I’m talking about graffiti.
Graffiti has been around for thousands of years, with some of it persisting to this day. Then, like today, there were discussions and debates as to whether it is art or vandalism.
On my trip to Greece a couple of years ago, I was exploring Nafplio when I came across this slogan spayed on the wall of a building.
But even the graffiti artists couldn’t agree, it seemed, because across the alley was this war of paint between those with stencils and those without:
A little closer to home, I’ve seen tags and more elaborate works of art sprayed on street furniture and other things in the urban environment. Most of it, particularly the tags, gets removed or painted over shortly after it appears.

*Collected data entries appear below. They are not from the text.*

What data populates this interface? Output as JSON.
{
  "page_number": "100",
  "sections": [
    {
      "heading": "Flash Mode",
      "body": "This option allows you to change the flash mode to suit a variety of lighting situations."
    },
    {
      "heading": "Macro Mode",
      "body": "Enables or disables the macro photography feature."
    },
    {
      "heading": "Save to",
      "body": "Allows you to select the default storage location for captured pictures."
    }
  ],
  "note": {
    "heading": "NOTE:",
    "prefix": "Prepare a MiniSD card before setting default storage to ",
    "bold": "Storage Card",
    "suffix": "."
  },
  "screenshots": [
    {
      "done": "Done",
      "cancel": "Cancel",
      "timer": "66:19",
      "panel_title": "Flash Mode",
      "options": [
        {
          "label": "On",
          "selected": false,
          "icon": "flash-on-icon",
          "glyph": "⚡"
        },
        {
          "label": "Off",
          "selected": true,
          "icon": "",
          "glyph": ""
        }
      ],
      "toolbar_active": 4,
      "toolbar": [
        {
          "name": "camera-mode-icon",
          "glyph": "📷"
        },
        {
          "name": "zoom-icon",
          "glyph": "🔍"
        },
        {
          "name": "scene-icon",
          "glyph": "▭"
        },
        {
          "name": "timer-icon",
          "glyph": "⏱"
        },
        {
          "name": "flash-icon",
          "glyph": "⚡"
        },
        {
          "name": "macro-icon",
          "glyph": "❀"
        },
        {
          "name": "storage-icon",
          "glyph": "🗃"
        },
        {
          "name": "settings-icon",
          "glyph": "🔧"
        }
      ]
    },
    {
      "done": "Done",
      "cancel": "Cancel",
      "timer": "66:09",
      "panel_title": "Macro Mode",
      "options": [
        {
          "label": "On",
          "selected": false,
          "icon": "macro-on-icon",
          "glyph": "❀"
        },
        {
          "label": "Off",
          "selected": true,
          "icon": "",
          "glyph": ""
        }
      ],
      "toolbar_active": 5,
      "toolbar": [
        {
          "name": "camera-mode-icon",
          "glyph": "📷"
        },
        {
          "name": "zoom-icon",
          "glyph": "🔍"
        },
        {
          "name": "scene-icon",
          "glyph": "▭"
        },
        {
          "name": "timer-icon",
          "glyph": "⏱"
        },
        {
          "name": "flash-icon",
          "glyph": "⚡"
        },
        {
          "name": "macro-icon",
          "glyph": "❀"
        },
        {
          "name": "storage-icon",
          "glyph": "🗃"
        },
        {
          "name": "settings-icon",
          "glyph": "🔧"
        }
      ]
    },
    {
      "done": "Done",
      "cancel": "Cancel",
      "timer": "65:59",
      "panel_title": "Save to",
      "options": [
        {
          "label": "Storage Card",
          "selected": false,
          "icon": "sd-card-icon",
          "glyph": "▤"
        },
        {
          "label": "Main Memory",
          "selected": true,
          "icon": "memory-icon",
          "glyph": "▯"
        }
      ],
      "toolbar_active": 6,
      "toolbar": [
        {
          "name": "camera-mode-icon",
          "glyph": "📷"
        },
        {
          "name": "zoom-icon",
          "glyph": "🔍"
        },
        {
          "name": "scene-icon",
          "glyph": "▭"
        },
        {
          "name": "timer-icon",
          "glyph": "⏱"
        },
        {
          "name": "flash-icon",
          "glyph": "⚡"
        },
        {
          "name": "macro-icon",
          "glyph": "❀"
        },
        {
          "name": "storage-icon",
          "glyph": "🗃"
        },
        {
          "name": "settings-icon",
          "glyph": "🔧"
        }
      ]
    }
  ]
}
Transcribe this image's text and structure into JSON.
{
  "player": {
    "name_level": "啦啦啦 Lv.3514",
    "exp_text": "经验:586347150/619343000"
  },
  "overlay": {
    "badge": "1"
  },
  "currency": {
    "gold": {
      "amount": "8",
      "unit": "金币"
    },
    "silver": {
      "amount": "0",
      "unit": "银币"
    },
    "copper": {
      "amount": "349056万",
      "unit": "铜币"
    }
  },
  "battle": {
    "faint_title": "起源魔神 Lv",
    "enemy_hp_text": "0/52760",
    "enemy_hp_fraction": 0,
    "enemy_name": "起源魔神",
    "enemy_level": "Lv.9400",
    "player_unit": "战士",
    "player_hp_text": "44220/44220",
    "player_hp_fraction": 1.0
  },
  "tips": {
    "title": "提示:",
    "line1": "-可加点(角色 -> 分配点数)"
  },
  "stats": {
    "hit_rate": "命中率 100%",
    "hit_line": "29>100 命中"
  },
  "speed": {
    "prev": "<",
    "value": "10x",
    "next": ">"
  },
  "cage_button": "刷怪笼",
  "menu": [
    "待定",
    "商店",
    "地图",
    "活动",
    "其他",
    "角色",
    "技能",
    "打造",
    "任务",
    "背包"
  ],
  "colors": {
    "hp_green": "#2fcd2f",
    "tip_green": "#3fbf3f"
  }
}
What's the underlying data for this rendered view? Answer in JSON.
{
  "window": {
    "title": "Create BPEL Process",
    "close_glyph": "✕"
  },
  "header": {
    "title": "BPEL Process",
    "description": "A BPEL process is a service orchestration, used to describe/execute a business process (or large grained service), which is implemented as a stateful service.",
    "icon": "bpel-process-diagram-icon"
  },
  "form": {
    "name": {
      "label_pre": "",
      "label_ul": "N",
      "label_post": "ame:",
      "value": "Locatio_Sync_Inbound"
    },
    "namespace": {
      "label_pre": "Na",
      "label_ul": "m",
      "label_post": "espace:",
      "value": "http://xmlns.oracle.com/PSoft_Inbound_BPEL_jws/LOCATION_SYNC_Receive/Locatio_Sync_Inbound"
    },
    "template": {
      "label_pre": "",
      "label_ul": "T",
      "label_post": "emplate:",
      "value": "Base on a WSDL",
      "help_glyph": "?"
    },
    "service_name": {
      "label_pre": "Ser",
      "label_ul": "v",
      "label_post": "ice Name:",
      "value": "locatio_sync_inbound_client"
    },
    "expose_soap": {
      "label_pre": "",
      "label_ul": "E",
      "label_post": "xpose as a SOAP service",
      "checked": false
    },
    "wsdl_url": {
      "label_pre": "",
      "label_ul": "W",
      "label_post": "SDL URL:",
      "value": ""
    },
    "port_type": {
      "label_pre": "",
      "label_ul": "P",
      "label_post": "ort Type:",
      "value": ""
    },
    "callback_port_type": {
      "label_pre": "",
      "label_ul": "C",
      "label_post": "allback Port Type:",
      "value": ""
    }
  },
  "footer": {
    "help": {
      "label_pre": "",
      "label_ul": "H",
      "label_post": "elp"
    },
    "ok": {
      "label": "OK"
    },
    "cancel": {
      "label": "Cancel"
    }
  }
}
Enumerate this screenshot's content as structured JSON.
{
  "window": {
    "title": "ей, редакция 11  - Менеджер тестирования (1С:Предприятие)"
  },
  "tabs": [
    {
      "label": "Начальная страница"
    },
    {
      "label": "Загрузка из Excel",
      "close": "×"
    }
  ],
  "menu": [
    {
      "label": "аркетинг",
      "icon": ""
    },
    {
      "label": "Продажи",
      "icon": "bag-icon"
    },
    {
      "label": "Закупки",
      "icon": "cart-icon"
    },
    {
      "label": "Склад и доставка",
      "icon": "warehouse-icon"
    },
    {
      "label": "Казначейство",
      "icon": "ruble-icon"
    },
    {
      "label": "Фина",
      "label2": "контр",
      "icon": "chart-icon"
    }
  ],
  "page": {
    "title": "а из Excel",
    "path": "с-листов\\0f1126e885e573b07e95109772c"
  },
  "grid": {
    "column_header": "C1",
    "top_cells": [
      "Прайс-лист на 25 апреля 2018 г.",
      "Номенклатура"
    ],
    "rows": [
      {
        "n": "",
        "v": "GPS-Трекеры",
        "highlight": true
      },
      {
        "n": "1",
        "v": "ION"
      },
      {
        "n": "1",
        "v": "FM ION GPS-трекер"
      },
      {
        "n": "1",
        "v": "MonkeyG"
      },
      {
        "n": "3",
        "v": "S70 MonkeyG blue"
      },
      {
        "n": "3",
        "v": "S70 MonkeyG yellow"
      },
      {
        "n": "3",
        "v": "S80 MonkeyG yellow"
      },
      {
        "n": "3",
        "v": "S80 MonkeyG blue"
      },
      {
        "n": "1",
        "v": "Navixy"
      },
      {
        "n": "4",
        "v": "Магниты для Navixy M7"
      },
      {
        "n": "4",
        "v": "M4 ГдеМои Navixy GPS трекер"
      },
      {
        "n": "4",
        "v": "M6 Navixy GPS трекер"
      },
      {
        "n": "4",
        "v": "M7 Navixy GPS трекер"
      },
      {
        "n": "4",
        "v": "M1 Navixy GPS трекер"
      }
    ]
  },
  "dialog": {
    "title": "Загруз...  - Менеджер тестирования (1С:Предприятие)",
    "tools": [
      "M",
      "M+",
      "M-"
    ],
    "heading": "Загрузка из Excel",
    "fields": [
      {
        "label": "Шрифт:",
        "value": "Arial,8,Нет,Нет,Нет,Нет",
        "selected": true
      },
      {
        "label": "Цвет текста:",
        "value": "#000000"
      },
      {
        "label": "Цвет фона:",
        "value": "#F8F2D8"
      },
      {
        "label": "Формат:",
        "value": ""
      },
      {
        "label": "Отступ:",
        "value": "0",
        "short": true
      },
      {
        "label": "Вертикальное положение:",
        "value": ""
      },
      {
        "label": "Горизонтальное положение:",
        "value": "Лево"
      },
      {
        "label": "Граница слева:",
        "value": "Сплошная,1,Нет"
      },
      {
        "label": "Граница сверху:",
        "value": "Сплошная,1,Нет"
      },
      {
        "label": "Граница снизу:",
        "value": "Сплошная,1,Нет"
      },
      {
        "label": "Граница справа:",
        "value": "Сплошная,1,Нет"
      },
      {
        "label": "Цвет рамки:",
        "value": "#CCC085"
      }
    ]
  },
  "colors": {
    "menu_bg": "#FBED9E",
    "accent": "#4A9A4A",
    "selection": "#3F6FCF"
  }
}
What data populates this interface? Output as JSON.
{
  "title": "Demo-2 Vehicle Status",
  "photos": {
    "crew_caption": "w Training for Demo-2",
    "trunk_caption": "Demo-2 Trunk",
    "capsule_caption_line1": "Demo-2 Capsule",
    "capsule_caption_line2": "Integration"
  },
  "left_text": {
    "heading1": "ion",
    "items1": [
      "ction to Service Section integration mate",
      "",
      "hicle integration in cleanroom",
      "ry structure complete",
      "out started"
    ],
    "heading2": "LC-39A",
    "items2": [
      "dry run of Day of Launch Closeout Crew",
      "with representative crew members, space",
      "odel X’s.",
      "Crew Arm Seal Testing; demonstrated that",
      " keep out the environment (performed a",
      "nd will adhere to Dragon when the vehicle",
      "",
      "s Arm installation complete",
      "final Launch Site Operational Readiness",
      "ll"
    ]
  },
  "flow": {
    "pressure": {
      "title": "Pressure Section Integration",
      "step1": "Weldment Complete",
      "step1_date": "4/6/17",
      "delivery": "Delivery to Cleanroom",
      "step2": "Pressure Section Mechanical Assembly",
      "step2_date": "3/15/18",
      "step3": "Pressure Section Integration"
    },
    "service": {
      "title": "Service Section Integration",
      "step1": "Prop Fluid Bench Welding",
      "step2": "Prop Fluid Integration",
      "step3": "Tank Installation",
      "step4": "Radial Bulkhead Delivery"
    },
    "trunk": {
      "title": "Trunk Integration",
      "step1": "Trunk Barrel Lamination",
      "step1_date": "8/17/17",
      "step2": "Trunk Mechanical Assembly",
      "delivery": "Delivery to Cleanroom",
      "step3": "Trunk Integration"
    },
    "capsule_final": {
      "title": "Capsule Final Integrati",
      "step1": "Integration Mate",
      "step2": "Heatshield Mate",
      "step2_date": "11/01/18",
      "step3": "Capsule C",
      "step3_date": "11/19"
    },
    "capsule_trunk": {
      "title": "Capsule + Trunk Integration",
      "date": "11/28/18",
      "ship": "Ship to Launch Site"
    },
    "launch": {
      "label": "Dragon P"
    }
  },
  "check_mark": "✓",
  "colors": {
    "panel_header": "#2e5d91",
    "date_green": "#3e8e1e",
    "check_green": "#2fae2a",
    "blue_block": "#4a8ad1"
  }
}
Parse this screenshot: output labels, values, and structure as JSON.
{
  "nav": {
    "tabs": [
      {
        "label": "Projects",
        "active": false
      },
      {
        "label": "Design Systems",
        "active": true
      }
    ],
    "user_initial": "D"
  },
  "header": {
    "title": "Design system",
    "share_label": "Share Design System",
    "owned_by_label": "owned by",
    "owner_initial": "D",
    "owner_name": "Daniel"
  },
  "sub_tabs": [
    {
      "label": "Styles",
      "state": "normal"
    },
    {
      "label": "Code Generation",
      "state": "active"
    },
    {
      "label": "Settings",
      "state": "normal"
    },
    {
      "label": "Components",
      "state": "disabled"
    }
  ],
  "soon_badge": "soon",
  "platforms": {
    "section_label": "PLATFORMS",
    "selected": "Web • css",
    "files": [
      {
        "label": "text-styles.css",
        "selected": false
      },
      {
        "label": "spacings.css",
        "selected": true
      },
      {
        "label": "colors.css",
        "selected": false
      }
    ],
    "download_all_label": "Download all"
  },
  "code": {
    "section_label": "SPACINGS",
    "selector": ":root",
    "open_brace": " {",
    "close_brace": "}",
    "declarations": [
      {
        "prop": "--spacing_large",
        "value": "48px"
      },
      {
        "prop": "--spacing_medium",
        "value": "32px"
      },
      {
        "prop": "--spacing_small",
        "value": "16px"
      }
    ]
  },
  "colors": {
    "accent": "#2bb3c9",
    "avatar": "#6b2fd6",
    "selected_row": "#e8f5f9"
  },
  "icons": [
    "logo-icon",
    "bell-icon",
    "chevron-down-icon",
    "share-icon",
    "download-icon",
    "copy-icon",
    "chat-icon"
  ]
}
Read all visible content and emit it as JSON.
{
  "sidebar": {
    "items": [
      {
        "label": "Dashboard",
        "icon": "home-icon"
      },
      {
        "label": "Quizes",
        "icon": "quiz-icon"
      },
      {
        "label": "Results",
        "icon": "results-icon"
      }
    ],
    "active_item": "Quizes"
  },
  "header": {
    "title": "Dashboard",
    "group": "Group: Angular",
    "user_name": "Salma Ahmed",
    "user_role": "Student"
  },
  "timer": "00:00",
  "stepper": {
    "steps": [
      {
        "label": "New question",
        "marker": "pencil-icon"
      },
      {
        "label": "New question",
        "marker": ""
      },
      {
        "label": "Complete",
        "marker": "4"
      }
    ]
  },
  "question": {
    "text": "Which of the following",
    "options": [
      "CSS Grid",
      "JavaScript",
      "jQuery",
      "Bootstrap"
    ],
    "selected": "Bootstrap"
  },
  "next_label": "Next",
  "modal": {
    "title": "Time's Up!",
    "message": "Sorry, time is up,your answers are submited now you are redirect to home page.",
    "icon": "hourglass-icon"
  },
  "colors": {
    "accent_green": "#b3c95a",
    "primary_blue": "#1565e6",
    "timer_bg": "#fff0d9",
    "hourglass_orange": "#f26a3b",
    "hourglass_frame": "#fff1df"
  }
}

There have been studies that have shown that if you don’t remove a tag within 24 to 48 hours you’re much more likely to be re-visited by taggers.
One piece of graffiti that caught my eye years ago and has survived the anti-graffiti police, the elements and other graffiti artists, is a piece sprayed on a green utility box on Fisher Avenue near Shillington Avenue.
It’s a simple yet elegant piece done in shades of grey. To me it looks like a pair of seals, with one head on the long side of the utility box and the other around the corner of the box on the short side.
I’ve often wondered how long it took the artist to do this piece. Images of the artist covertly going in with a couple of cans of spray paint under cover of darkness and painting the seals with a minimum of passes of the spray cans springs to mind.
Other artists and taggers seem to respect this piece of work quite a bit. Though tags and graffiti have appeared on other bits of street furniture in the area, no one has defaced the seals, though one tag appeared over the head of one of the seals that sort of makes it look like it’s wearing a crown when you see it from a distance.
Even the utility company doesn’t seem bothered by it because they’ve had ample opportunities over the years to repaint the box, yet they haven’t. (A tip o’ the hat to whichever utility owns the box!)
Do you have a favourite piece of graffiti somewhere?